I gave an interview a couple of days ago to a reporter from a national news magazine. He wanted to know, among other things, whether Mr. Gibson would get favorable treatment, whether he should be made an example of, and what kind of a jail sentence would probably be given; the issue of guilt was, apparently, not of interest.
I responded that the judges in Malibu Court were relatively fair and, unlike many others, would give him neither favorable treatment nor would they "make an example" of him. Then what kind of a jail sentence would he likely get, the reporter wanted to know. Well, that can't be predicted with certainty, but in my experience a first offender in Malibu with a .12% blood-alcohol and no prior conviction (Mr. Gibson's arrest in Toronto was 20 years ago and, in any event, was dismissed) would probably not get any jail time; he would basically get a fine, DUI school, suspended license and probation. Certainly, his apologies and voluntary submission to rehabilitation would weigh in his favor.

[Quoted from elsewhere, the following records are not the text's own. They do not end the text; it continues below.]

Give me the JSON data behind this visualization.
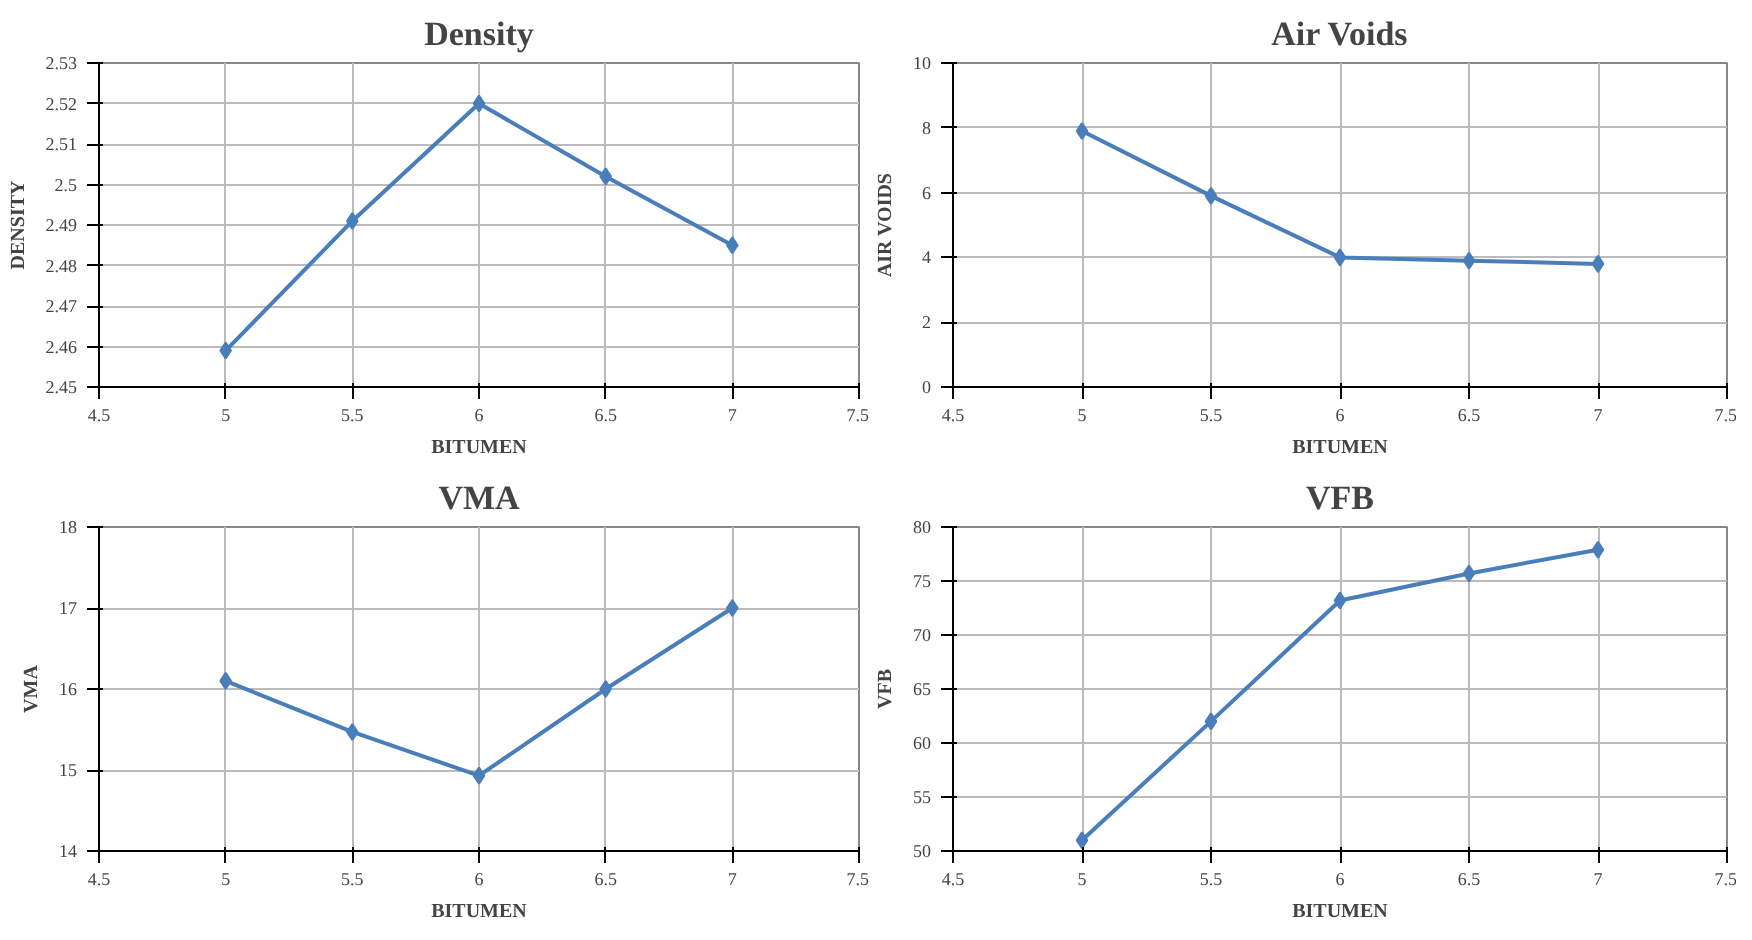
{
  "chart_data": [
    {
      "type": "line",
      "title": "Density",
      "xlabel": "BITUMEN",
      "ylabel": "DENSITY",
      "x": [
        5,
        5.5,
        6,
        6.5,
        7
      ],
      "series": [
        {
          "color": "#4a7ebb",
          "values": [
            2.459,
            2.491,
            2.52,
            2.502,
            2.485
          ]
        }
      ],
      "xlim": [
        4.5,
        7.5
      ],
      "xticks": [
        4.5,
        5,
        5.5,
        6,
        6.5,
        7,
        7.5
      ],
      "ylim": [
        2.45,
        2.53
      ],
      "yticks": [
        2.45,
        2.46,
        2.47,
        2.48,
        2.49,
        2.5,
        2.51,
        2.52,
        2.53
      ],
      "grid": true,
      "marker": "diamond",
      "line_style": "solid"
    },
    {
      "type": "line",
      "title": "Air Voids",
      "xlabel": "BITUMEN",
      "ylabel": "AIR VOIDS",
      "x": [
        5,
        5.5,
        6,
        6.5,
        7
      ],
      "series": [
        {
          "color": "#4a7ebb",
          "values": [
            7.9,
            5.9,
            4.0,
            3.9,
            3.8
          ]
        }
      ],
      "xlim": [
        4.5,
        7.5
      ],
      "xticks": [
        4.5,
        5,
        5.5,
        6,
        6.5,
        7,
        7.5
      ],
      "ylim": [
        0,
        10
      ],
      "yticks": [
        0,
        2,
        4,
        6,
        8,
        10
      ],
      "grid": true,
      "marker": "diamond",
      "line_style": "solid"
    },
    {
      "type": "line",
      "title": "VMA",
      "xlabel": "BITUMEN",
      "ylabel": "VMA",
      "x": [
        5,
        5.5,
        6,
        6.5,
        7
      ],
      "series": [
        {
          "color": "#4a7ebb",
          "values": [
            16.1,
            15.47,
            14.93,
            16.0,
            17.0
          ]
        }
      ],
      "xlim": [
        4.5,
        7.5
      ],
      "xticks": [
        4.5,
        5,
        5.5,
        6,
        6.5,
        7,
        7.5
      ],
      "ylim": [
        14,
        18
      ],
      "yticks": [
        14,
        15,
        16,
        17,
        18
      ],
      "grid": true,
      "marker": "diamond",
      "line_style": "solid"
    },
    {
      "type": "line",
      "title": "VFB",
      "xlabel": "BITUMEN",
      "ylabel": "VFB",
      "x": [
        5,
        5.5,
        6,
        6.5,
        7
      ],
      "series": [
        {
          "color": "#4a7ebb",
          "values": [
            51,
            62,
            73.2,
            75.7,
            77.9
          ]
        }
      ],
      "xlim": [
        4.5,
        7.5
      ],
      "xticks": [
        4.5,
        5,
        5.5,
        6,
        6.5,
        7,
        7.5
      ],
      "ylim": [
        50,
        80
      ],
      "yticks": [
        50,
        55,
        60,
        65,
        70,
        75,
        80
      ],
      "grid": true,
      "marker": "diamond",
      "line_style": "solid"
    }
  ]
}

But what about the anti-semitic remark? the reported continued. And the sexist statement?
I was a bit taken aback by those queries. Of what possible relevance are ignorant remarks to the issue of whether a suspect has .12% blood alcohol in his system? I asked him what he meant.
Well, he replied, won't there be some jail time for saying things like that?
I was slightly depressed for awhile after that interview. But then, I thought, maybe this reporter wasn't really expressing the prevailing view in this country. Then this morning I read a news story on CNN's website:
DA Considers Gibson DUI Charges
LOS ANGELES, August 1 (AP) — Sheriff's Department officials sent prosecutors their drunken-driving case against Mel Gibson, including an official report that verifies the actor made anti-Semitic and sexist remarks, a law enforcement official said Monday…
The Sheriff's Department, spokesman Steve Whitmore said, was "convinced because of our investigation and because of his own self-illuminating statement that he will be convicted of driving under the influence."
So not only should he do jail time for making a bigoted remark, but such a "self-illuminating statement" ensures a conviction? Now, Mr. Gibson may well be guilty based upon the evidence, but when did we start convicting people and throwing them in jail for being prejudiced? And who among us can truly say we are without prejudice?